Sì, perché parlare di ricollocazione vuol dire nei fatti mettersi in condizione di smistare irregolari che nessuno vuole. Bloccare le partenze invece significa erogare alla Tunisia i fondi previsti dal memorandum perché sia il governo di Tunisi a fermare i flussi diretti verso l’Europa. Come in parte è avvenuto quest’anno per circa 40mila persone. Nello stesso tempo, impegnarsi nei Paesi d’origine, cioè investire in Africa.

Torniamo al nodo politico. Von der Leyen intende fermare le partenze, ma all’orizzonte del 2024 c’è ancora l’alleanza con il Pse.
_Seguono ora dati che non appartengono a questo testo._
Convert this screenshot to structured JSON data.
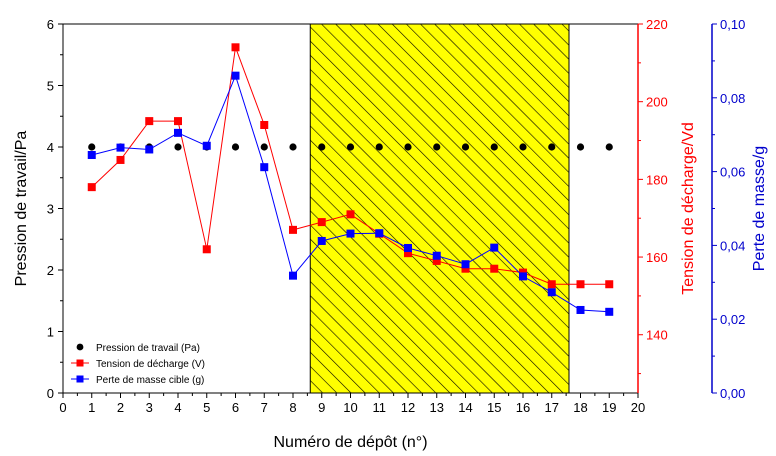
{
  "chart_data": {
    "type": "line",
    "xlabel": "Numéro de dépôt (n°)",
    "x_ticks": [
      "0",
      "1",
      "2",
      "3",
      "4",
      "5",
      "6",
      "7",
      "8",
      "9",
      "10",
      "11",
      "12",
      "13",
      "14",
      "15",
      "16",
      "17",
      "18",
      "19",
      "20"
    ],
    "xlim": [
      0,
      20
    ],
    "shaded_region": {
      "x_start": 8.6,
      "x_end": 17.6,
      "fill": "#ffff00",
      "pattern": "hatched"
    },
    "axes": {
      "left": {
        "label": "Pression de travail/Pa",
        "ylim": [
          0,
          6
        ],
        "ticks": [
          "0",
          "1",
          "2",
          "3",
          "4",
          "5",
          "6"
        ],
        "color": "#000000"
      },
      "right1": {
        "label": "Tension de décharge/Vd",
        "ylim": [
          125,
          220
        ],
        "ticks": [
          "140",
          "160",
          "180",
          "200",
          "220"
        ],
        "color": "#ff0000"
      },
      "right2": {
        "label": "Perte de masse/g",
        "ylim": [
          0,
          0.1
        ],
        "ticks": [
          "0,00",
          "0,02",
          "0,04",
          "0,06",
          "0,08",
          "0,10"
        ],
        "color": "#0000cc"
      }
    },
    "series": [
      {
        "name": "Pression de travail (Pa)",
        "axis": "left",
        "color": "#000000",
        "marker": "circle",
        "line": false,
        "x": [
          1,
          2,
          3,
          4,
          5,
          6,
          7,
          8,
          9,
          10,
          11,
          12,
          13,
          14,
          15,
          16,
          17,
          18,
          19
        ],
        "values": [
          4,
          4,
          4,
          4,
          4,
          4,
          4,
          4,
          4,
          4,
          4,
          4,
          4,
          4,
          4,
          4,
          4,
          4,
          4
        ]
      },
      {
        "name": "Tension de décharge (V)",
        "axis": "right1",
        "color": "#ff0000",
        "marker": "square",
        "line": true,
        "x": [
          1,
          2,
          3,
          4,
          5,
          6,
          7,
          8,
          9,
          10,
          11,
          12,
          13,
          14,
          15,
          16,
          17,
          18,
          19
        ],
        "values": [
          178,
          185,
          195,
          195,
          162,
          214,
          194,
          167,
          169,
          171,
          166,
          161,
          159,
          157,
          157,
          156,
          153,
          153,
          153
        ]
      },
      {
        "name": "Perte de masse cible (g)",
        "axis": "right2",
        "color": "#0000ff",
        "marker": "square",
        "line": true,
        "x": [
          1,
          2,
          3,
          4,
          5,
          6,
          7,
          8,
          9,
          10,
          11,
          12,
          13,
          14,
          15,
          16,
          17,
          18,
          19
        ],
        "values": [
          0.0645,
          0.0665,
          0.066,
          0.0705,
          0.067,
          0.086,
          0.0612,
          0.0318,
          0.0412,
          0.0432,
          0.0433,
          0.0393,
          0.0372,
          0.0349,
          0.0394,
          0.0316,
          0.0273,
          0.0225,
          0.022
        ]
      }
    ],
    "legend": {
      "placement": "bottom-left"
    }
  }
}
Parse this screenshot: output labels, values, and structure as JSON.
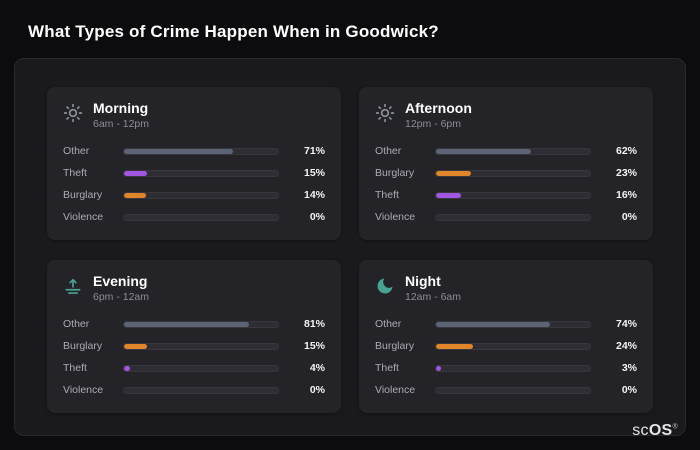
{
  "page": {
    "title": "What Types of Crime Happen When in Goodwick?"
  },
  "brand": {
    "prefix": "sc",
    "suffix": "OS",
    "reg": "®"
  },
  "colors": {
    "background": "#0c0c0e",
    "panel": "#1a1a1e",
    "card": "#232328",
    "track": "#2d2d33",
    "icon_gray": "#8d949b",
    "icon_teal": "#48a392",
    "bar_colors": {
      "Other": "#5b6375",
      "Theft": "#a156e2",
      "Burglary": "#e0852a",
      "Violence": "#5b6375"
    }
  },
  "chart_data": [
    {
      "type": "bar",
      "orientation": "horizontal",
      "title": "Morning",
      "subtitle": "6am - 12pm",
      "icon": "sun-icon",
      "categories": [
        "Other",
        "Theft",
        "Burglary",
        "Violence"
      ],
      "values": [
        71,
        15,
        14,
        0
      ],
      "value_labels": [
        "71%",
        "15%",
        "14%",
        "0%"
      ],
      "xlim": [
        0,
        100
      ]
    },
    {
      "type": "bar",
      "orientation": "horizontal",
      "title": "Afternoon",
      "subtitle": "12pm - 6pm",
      "icon": "sun-icon",
      "categories": [
        "Other",
        "Burglary",
        "Theft",
        "Violence"
      ],
      "values": [
        62,
        23,
        16,
        0
      ],
      "value_labels": [
        "62%",
        "23%",
        "16%",
        "0%"
      ],
      "xlim": [
        0,
        100
      ]
    },
    {
      "type": "bar",
      "orientation": "horizontal",
      "title": "Evening",
      "subtitle": "6pm - 12am",
      "icon": "sunset-icon",
      "categories": [
        "Other",
        "Burglary",
        "Theft",
        "Violence"
      ],
      "values": [
        81,
        15,
        4,
        0
      ],
      "value_labels": [
        "81%",
        "15%",
        "4%",
        "0%"
      ],
      "xlim": [
        0,
        100
      ]
    },
    {
      "type": "bar",
      "orientation": "horizontal",
      "title": "Night",
      "subtitle": "12am - 6am",
      "icon": "moon-icon",
      "categories": [
        "Other",
        "Burglary",
        "Theft",
        "Violence"
      ],
      "values": [
        74,
        24,
        3,
        0
      ],
      "value_labels": [
        "74%",
        "24%",
        "3%",
        "0%"
      ],
      "xlim": [
        0,
        100
      ]
    }
  ]
}
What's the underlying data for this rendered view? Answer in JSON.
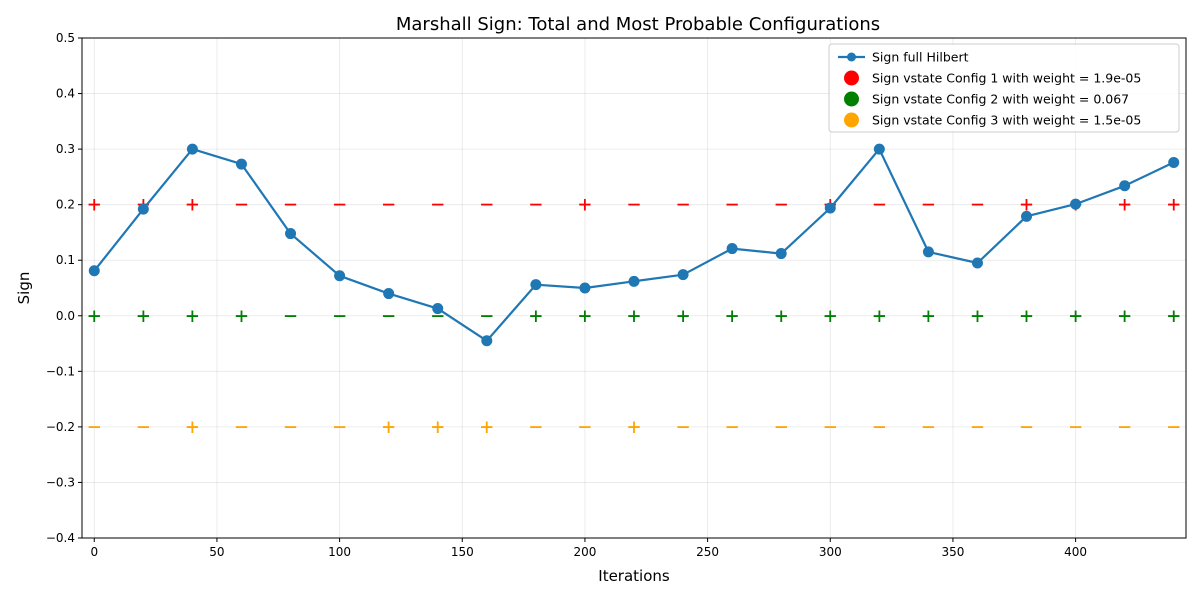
{
  "chart_data": {
    "type": "line",
    "title": "Marshall Sign: Total and Most Probable Configurations",
    "xlabel": "Iterations",
    "ylabel": "Sign",
    "xlim": [
      -5,
      445
    ],
    "ylim": [
      -0.4,
      0.5
    ],
    "xticks": [
      0,
      50,
      100,
      150,
      200,
      250,
      300,
      350,
      400
    ],
    "yticks": [
      -0.4,
      -0.3,
      -0.2,
      -0.1,
      0.0,
      0.1,
      0.2,
      0.3,
      0.4,
      0.5
    ],
    "xtick_labels": [
      "0",
      "50",
      "100",
      "150",
      "200",
      "250",
      "300",
      "350",
      "400"
    ],
    "ytick_labels": [
      "−0.4",
      "−0.3",
      "−0.2",
      "−0.1",
      "0.0",
      "0.1",
      "0.2",
      "0.3",
      "0.4",
      "0.5"
    ],
    "grid": true,
    "legend_position": "top-right",
    "series": [
      {
        "name": "Sign full Hilbert",
        "color": "#1f77b4",
        "x": [
          0,
          20,
          40,
          60,
          80,
          100,
          120,
          140,
          160,
          180,
          200,
          220,
          240,
          260,
          280,
          300,
          320,
          340,
          360,
          380,
          400,
          420,
          440
        ],
        "y": [
          0.081,
          0.192,
          0.3,
          0.273,
          0.148,
          0.072,
          0.04,
          0.013,
          -0.045,
          0.056,
          0.05,
          0.062,
          0.074,
          0.121,
          0.112,
          0.194,
          0.3,
          0.115,
          0.095,
          0.179,
          0.201,
          0.234,
          0.276
        ]
      }
    ],
    "sign_series": [
      {
        "name": "Sign vstate Config 1 with weight = 1.9e-05",
        "color": "#ff0000",
        "y": 0.2,
        "x": [
          0,
          20,
          40,
          60,
          80,
          100,
          120,
          140,
          160,
          180,
          200,
          220,
          240,
          260,
          280,
          300,
          320,
          340,
          360,
          380,
          400,
          420,
          440
        ],
        "signs": [
          "+",
          "+",
          "+",
          "−",
          "−",
          "−",
          "−",
          "−",
          "−",
          "−",
          "+",
          "−",
          "−",
          "−",
          "−",
          "+",
          "−",
          "−",
          "−",
          "+",
          "+",
          "+",
          "+"
        ]
      },
      {
        "name": "Sign vstate Config 2 with weight = 0.067",
        "color": "#008000",
        "y": 0.0,
        "x": [
          0,
          20,
          40,
          60,
          80,
          100,
          120,
          140,
          160,
          180,
          200,
          220,
          240,
          260,
          280,
          300,
          320,
          340,
          360,
          380,
          400,
          420,
          440
        ],
        "signs": [
          "+",
          "+",
          "+",
          "+",
          "−",
          "−",
          "−",
          "−",
          "−",
          "+",
          "+",
          "+",
          "+",
          "+",
          "+",
          "+",
          "+",
          "+",
          "+",
          "+",
          "+",
          "+",
          "+"
        ]
      },
      {
        "name": "Sign vstate Config 3 with weight = 1.5e-05",
        "color": "#ffa500",
        "y": -0.2,
        "x": [
          0,
          20,
          40,
          60,
          80,
          100,
          120,
          140,
          160,
          180,
          200,
          220,
          240,
          260,
          280,
          300,
          320,
          340,
          360,
          380,
          400,
          420,
          440
        ],
        "signs": [
          "−",
          "−",
          "+",
          "−",
          "−",
          "−",
          "+",
          "+",
          "+",
          "−",
          "−",
          "+",
          "−",
          "−",
          "−",
          "−",
          "−",
          "−",
          "−",
          "−",
          "−",
          "−",
          "−"
        ]
      }
    ]
  }
}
Con queste premesse, il dossier migratorio resterà sempre ostaggio di una componente fondamentale della maggioranza.

È il vero motivo della guerra lanciata dei socialisti. O con noi o salti dalla finestra, è questo che le hanno fatto capire. I conservatori di Ecr, almeno al momento, non sono in grado di fornire i numeri per un’alleanza diversa, e il Ppe ha già detto no a un’alleanza con la destra di Le Pen. Questa è la situazione. La differenza potranno farla solo le elezioni.